Recuando à sua infância, Maria José Lemos Duarte recorda a liberdade que lhe foi permitida, assim como a ávida leitora que sempre foi. “Desde que me lembro, tenho um enorme gosto pelos livros e pela leitura, e costumo dizer que este gosto se deveu em grande parte ao meu pai, mas também a algum isolamento e à falta de oferta para ocupar os meus tempos livres”, lembra.

Maria José Lemos Duarte conta que, enquanto frequentava a escola primária, só tinha aulas de manhã, ficando com as tardes livres para brincar ao ar livre no jardim de sua casa ou da sua avó paterna, quando o tempo permitia.
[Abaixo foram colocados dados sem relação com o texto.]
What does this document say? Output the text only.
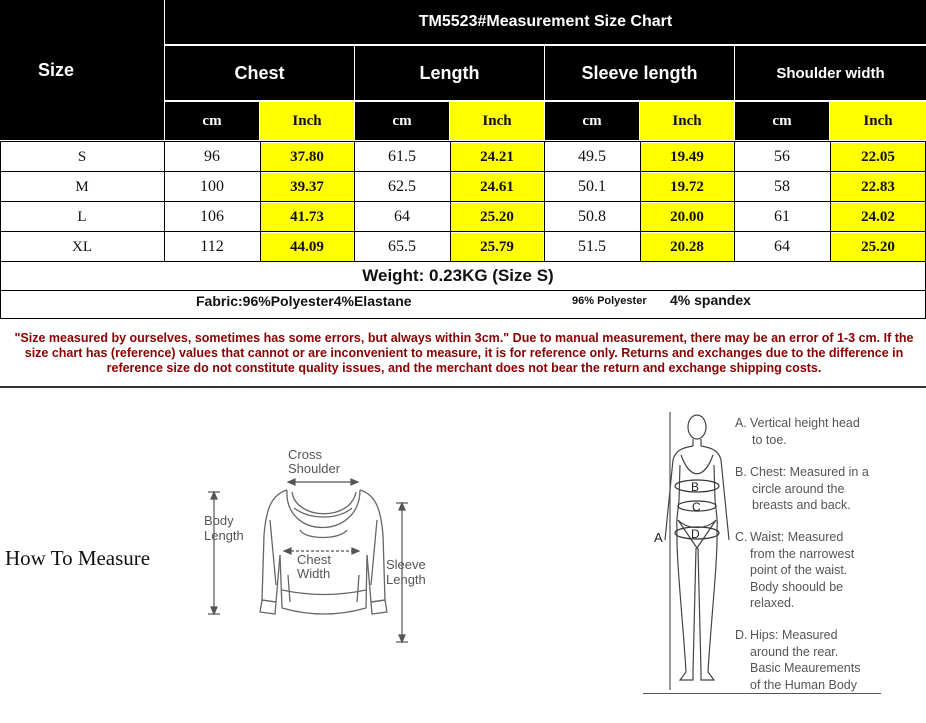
Size
TM5523#Measurement Size Chart
Chest	Length	Sleeve length	Shoulder width
cm	Inch	cm	Inch	cm	Inch	cm	Inch
S	96	37.80	61.5	24.21	49.5	19.49	56	22.05
M	100	39.37	62.5	24.61	50.1	19.72	58	22.83
L	106	41.73	64	25.20	50.8	20.00	61	24.02
XL	112	44.09	65.5	25.79	51.5	20.28	64	25.20
Weight: 0.23KG (Size S)
Fabric:96%Polyester4%Elastane	96% Polyester 4% spandex
"Size measured by ourselves, sometimes has some errors, but always within 3cm." Due to manual measurement, there may be an error of 1-3 cm. If the size chart has (reference) values that cannot or are inconvenient to measure, it is for reference only. Returns and exchanges due to the difference in reference size do not constitute quality issues, and the merchant does not bear the return and exchange shipping costs.
How To Measure
Cross
Shoulder
Body
Length
Chest
Width
Sleeve
Length
B
C
D
A
A. Vertical height head
to toe.
B. Chest: Measured in a
circle around the
breasts and back.
C. Waist: Measured
from the narrowest
point of the waist.
Body shoould be
relaxed.
D. Hips: Measured
around the rear.
Basic Meaurements
of the Human Body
Mas também lia, começando pelos livros da Anita, da coleção Formiguinha e do Tonecas, que comprava com o dinheiro que a avó lhe dava. Este gosto foi evoluindo à medida que crescia, para as coleções Os Cinco, O Colégio das Quatro Torres e As Gémeas. “Em Os Cinco, havia uma personagem, a Zé, com a qual me identificava imenso, porque sempre fui meio arrapazada. Detestava brincar com bonecas, gostava de subir árvores, andar de bicicleta e até obrigava a minha irmã e os meus pais a tratarem-me por Zé, não queria ser Zezinha”, relata.

E ao falar de todas estas memórias de infância, Maria José confessa que o seu maior arrependimento foi não ter conseguido proporcionar aos seus filhos uma infância livre como a sua.
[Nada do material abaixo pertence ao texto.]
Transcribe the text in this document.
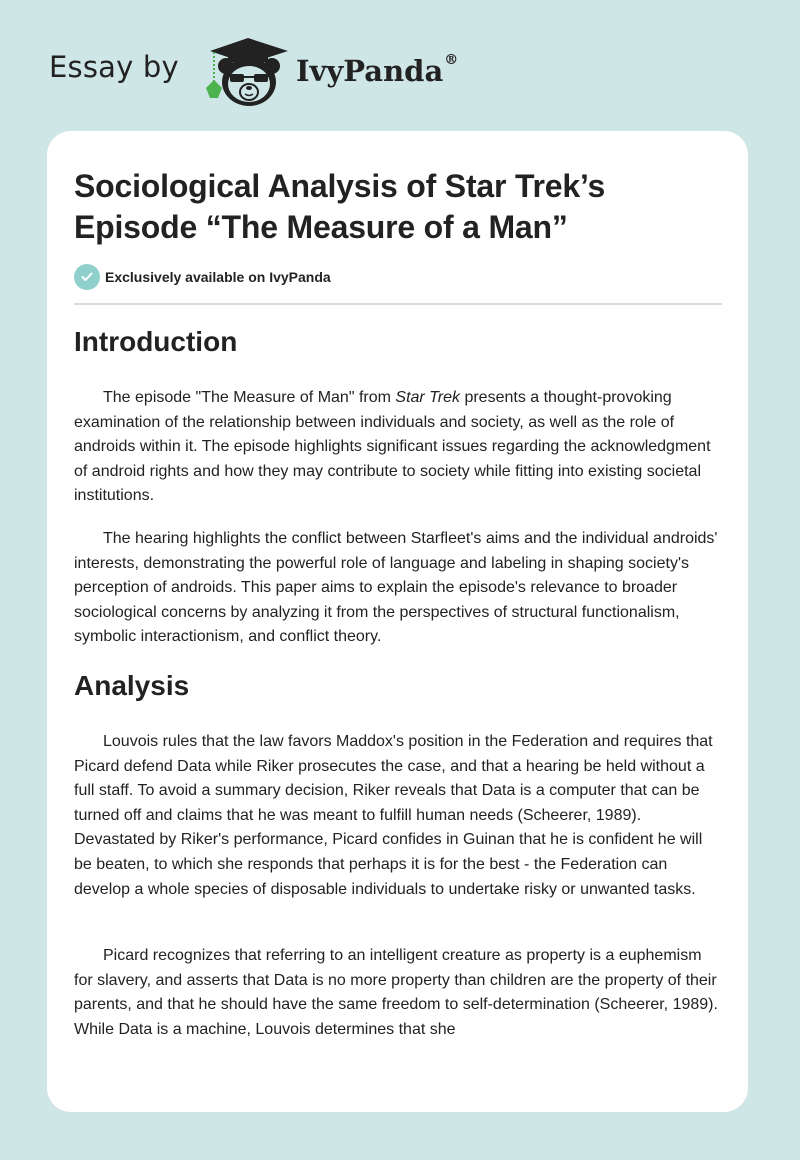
Essay by	IvyPanda®
Sociological Analysis of Star Trek’s Episode “The Measure of a Man”
Exclusively available on IvyPanda
Introduction

The episode "The Measure of Man" from Star Trek presents a thought-provoking examination of the relationship between individuals and society, as well as the role of androids within it. The episode highlights significant issues regarding the acknowledgment of android rights and how they may contribute to society while fitting into existing societal institutions.

The hearing highlights the conflict between Starfleet's aims and the individual androids' interests, demonstrating the powerful role of language and labeling in shaping society's perception of androids. This paper aims to explain the episode's relevance to broader sociological concerns by analyzing it from the perspectives of structural functionalism, symbolic interactionism, and conflict theory.

Analysis

Louvois rules that the law favors Maddox's position in the Federation and requires that Picard defend Data while Riker prosecutes the case, and that a hearing be held without a full staff. To avoid a summary decision, Riker reveals that Data is a computer that can be turned off and claims that he was meant to fulfill human needs (Scheerer, 1989). Devastated by Riker's performance, Picard confides in Guinan that he is confident he will be beaten, to which she responds that perhaps it is for the best - the Federation can develop a whole species of disposable individuals to undertake risky or unwanted tasks.

Picard recognizes that referring to an intelligent creature as property is a euphemism for slavery, and asserts that Data is no more property than children are the property of their parents, and that he should have the same freedom to self-determination (Scheerer, 1989). While Data is a machine, Louvois determines that she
À medida que cresceu, começou a interessar-se por outro tipo de leituras, sendo o pai a acompanhá-la neste gosto, oferecendo-lhe livros que a marcaram profundamente. “No Natal de 1975, o meu pai ofereceu-me ‘Uma Viagem ao Mundo da Droga’, que me marcou muito e me criou alguns anticorpos perante a droga”, recorda.

Numa casa onde o seu pai também era um ávido leitor, com uma biblioteca repleta de obras literárias, algumas das quais proibidas à jovem Maria José, ela explorou o mundo através da literatura. “O meu pai sempre me incentivou a ler e ofereceu-me livros muito bons, mas havia livros que ele não queria que lêssemos, guardados à chave numa estante. Uma vez, numa reunião de amigos em casa, ouvi falarem sobre o livro ‘Amores da Cadela Pura’, da marquesa Margarida Vitória Jácome Correia, e fui procurar o livro na estante fechada. Andei até descobrir onde estava a chave e, nas férias, li o livro todo. Acabei por ler quase todos os livros da estante, e o meu pai nunca soube”, conta.

Revela ainda que o primeiro livro de poesia que leu era da autoria do seu bisavô, Humberto de Bettencourt, intitulado “Ilha Nova e Outras Rimas Esparsas”. Hoje, a vida não lhe permite ler com tanta avidez, mas continua a ser um hábito.

Mais tarde, quando finalizou o ensino secundário, a jovem Maria José não quis sair dos Açores para prosseguir estudos superiores, tendo, contra a vontade dos pais, se inscrito num curso profissional de Hotelaria e Receção na Escola Profissional das Capelas. Estagiou no Hotel Faial, trabalhou no Hotel Bahia Palace quando este abriu e no Hotel Gaivota. “Mas desisti, vi que não era para mim. Foi então que concorri à Escola de Enfermagem, mas no final do primeiro ano comecei a pensar que também não era para mim. Concorri para a contabilidade da SATA, mas também não fiquei lá, até que abriu um concurso para técnica de exploração postal nos Correios, onde trabalhei nos recursos humanos durante seis anos”, descreve.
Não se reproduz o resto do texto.